El Fiscal Franco Picardi ordenó cruzar los datos de decenas de dispositivos electrónicos secuestrados. En la mira de la causa, que investiga millonarias maniobras cambiarias durante la gestión anterior, aparece mencionado el Banco Sucrédito por presuntos vínculos financieros con el entorno de Elías Piccirillo
La mega causa judicial que investiga presuntos hechos de corrupción y maniobras ilegales con las autorizaciones del Sistema de Importaciones de la República Argentina (SIRA) durante el último tramo del Gobierno de Alberto Fernández sumó un capítulo clave con acento tucumano.
Esta semana, el Fiscal Federal Franco Picardi avanzó decididamente en la apertura y peritaje de teléfonos celulares, computadoras y soportes digitales de exfuncionarios del Banco Central (BCRA) y de financistas de la city porteña.
Entre los dispositivos bajo la lupa de la Dirección de Asistencia Judicial en Delitos Complejos y Crimen Organizado (DAJuDeCO) se encuentra el de Pablo Blanco, director del Banco Sucrédito SAU, una entidad financiera de origen y fuerte arraigo en Tucumán.
La conexión local bajo la lupa judicial
De acuerdo con lo revelado en la investigación del periodista Daniel Santoro, en el diario Clarín, el nombre de la entidad tucumana y el de su directivo surgen directamente de la información extraída del teléfono celular del financista Martín Migueles, sindicado en el expediente como uno de los principales operadores del esquema.
La hipótesis judicial apunta a que el financista Elías Piccirillo —conocido públicamente también por ser el ex esposo de la conductora Jesica Cirio— coordinaba redes de agencias de cambio y, en paralelo, habría financiado las operaciones de Migueles. Según las constancias de la causa, este flujo de capitales se realizaba “a través del Banco Sucrédito SAU, donde Piccirillo había sido accionista minoritario y ocupado un cargo, y/o mediante fondos propios”.

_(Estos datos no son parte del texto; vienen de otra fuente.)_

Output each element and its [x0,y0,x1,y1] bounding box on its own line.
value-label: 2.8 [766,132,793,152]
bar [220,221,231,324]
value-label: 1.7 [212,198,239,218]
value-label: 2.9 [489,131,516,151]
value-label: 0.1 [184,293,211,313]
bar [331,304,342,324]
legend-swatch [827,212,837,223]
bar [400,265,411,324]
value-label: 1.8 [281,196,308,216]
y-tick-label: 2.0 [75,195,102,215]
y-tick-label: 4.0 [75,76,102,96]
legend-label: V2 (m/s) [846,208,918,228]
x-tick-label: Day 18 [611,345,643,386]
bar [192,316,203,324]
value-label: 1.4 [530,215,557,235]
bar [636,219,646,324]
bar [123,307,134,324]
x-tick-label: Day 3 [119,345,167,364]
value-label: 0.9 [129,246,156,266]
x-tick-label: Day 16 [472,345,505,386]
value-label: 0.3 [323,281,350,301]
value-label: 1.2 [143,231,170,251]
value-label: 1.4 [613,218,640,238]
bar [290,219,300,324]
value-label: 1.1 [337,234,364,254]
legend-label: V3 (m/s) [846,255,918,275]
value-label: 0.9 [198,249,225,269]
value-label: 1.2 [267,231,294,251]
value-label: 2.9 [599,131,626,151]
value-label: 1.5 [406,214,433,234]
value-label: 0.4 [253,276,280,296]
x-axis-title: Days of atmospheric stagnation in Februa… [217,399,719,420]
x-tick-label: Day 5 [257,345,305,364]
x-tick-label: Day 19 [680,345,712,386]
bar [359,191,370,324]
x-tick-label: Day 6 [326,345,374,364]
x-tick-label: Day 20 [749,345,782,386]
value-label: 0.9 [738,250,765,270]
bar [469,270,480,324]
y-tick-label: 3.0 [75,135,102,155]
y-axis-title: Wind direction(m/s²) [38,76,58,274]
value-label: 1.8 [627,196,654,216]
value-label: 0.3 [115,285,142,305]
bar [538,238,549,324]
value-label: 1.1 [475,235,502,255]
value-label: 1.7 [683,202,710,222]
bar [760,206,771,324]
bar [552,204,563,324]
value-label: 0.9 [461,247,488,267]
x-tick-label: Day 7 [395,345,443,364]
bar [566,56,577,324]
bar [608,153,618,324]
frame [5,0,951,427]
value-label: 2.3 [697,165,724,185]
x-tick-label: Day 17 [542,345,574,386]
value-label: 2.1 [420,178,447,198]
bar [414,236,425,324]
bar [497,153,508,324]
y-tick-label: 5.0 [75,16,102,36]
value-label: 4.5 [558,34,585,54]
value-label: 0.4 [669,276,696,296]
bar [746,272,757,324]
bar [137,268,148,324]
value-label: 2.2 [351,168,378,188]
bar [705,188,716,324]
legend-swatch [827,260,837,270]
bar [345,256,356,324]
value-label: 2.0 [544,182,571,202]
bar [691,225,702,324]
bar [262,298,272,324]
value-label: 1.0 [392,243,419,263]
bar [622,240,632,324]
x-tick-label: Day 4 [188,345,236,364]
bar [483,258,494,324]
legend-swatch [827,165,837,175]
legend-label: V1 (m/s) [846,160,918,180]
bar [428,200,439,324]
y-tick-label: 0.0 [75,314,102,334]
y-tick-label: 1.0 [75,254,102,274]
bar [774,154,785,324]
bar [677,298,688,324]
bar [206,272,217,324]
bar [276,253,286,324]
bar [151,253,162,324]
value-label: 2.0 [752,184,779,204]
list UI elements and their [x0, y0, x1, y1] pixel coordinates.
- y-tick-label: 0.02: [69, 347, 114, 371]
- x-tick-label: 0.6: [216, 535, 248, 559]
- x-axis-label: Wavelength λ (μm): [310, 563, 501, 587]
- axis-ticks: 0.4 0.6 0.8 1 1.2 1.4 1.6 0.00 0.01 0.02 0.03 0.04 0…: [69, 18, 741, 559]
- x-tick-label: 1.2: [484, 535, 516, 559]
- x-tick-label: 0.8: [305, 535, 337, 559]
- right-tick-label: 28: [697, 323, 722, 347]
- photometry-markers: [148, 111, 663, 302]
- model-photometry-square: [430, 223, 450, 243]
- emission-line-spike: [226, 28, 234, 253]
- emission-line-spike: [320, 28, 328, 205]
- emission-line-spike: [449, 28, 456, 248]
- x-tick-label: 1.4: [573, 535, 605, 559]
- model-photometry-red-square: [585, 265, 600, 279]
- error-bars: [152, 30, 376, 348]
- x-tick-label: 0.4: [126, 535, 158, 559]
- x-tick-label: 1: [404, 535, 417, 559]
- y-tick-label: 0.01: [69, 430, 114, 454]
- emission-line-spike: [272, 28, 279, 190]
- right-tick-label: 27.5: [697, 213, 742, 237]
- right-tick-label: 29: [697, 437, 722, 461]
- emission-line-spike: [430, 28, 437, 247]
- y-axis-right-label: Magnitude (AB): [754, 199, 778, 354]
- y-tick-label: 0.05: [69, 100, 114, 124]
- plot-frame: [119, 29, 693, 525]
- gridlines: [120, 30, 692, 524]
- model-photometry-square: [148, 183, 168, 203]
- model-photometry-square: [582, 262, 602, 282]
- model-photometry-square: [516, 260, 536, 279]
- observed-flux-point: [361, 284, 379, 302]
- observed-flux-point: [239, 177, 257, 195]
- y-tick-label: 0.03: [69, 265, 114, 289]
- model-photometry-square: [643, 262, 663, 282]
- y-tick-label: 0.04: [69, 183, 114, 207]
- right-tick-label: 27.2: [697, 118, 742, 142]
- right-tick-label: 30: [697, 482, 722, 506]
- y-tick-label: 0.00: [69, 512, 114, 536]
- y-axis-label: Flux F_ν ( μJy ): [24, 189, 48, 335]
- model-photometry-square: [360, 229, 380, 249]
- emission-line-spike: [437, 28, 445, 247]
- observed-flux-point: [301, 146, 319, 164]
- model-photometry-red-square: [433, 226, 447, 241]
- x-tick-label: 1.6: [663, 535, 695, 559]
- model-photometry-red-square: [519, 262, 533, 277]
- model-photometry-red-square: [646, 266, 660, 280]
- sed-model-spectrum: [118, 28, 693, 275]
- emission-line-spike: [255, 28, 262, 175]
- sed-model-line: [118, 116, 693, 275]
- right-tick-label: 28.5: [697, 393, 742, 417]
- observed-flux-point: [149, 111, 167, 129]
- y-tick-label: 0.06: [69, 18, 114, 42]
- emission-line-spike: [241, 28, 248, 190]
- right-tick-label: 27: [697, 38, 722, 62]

A raíz de estos cruces informáticos, el Fiscal Picardi solicitó formalmente acceder al contenido del teléfono de Blanco para determinar el alcance de estas vinculaciones y si la estructura de la entidad provincial fue utilizada de alguna manera para facilitar el fondeo o las transacciones de la organización.
La mecánica del “rulo” cambiario y las coimas
La investigación judicial busca desentramar cómo operaba una red que permitía a determinadas empresas acceder de forma privilegiada al dólar oficial en pleno cepo cambiario, para luego canalizar esas divisas hacia el mercado informal (blue), generando ganancias millonarias e inmediatas.
El expediente ya tiene identificadas las primeras operaciones bajo sospecha directa de coimas. En algunos chats que constan en la causa se observan diálogos explícitos donde se negociaban “comisiones” del 11% al 15% en dólares blue para “liberar” las declaraciones de importación de empresas como Cowdin SA y la firma de autoelevadores Nemes Fuentes. A cambio de estos pagos ilegales, intermediarios apodados como “El Pipo”, “La Señora” o “Pato” garantizaban la luz verde del sistema SIRA que manejaba la Secretaría de Comercio de la Nación.
Exauditoras del Banco Central y teléfonos “calientes”
La preocupación en los despachos de los exfuncionarios del Banco Central de la gestión anterior va en aumento. Los peritos ya lograron ingresar al teléfono de Valeria Fabiana Fernández, ex auditora externa del BCRA. En los chats de los financistas, Fernández aparecía recurrentemente mencionada bajo el alias de la “vieja del Central”. En uno de los mensajes secuestrados, los imputados aseguraban que Piccirillo había logrado “poner en vereda” a la auditora.
Además de Blanco y los financistas privados, la Fiscalía aguarda los resultados del análisis de los dispositivos de la línea técnica e inspectores del Banco Central (Romina García, Diego Volcic, Analía Jaime y Fabián Violante), encargados de controlar a las agencias de cambio involucradas en el circuito paralelo, entre ellas ARG Exchange. En una de las escuchas telefónicas incorporadas, una de las inspectoras aseguraba explícitamente que había personal “entongado” dentro del propio organismo monetario.
Mientras la causa principal avanza con pedidos de levantamiento de secreto fiscal y bursátil ante el Juez Ariel Lijo, el “capítulo tucumano” promete seguir sumando novedades a medida que la DAJuDeCO vuelque el contenido de los chats, correos y llamadas del director de la entidad financiera local al expediente central.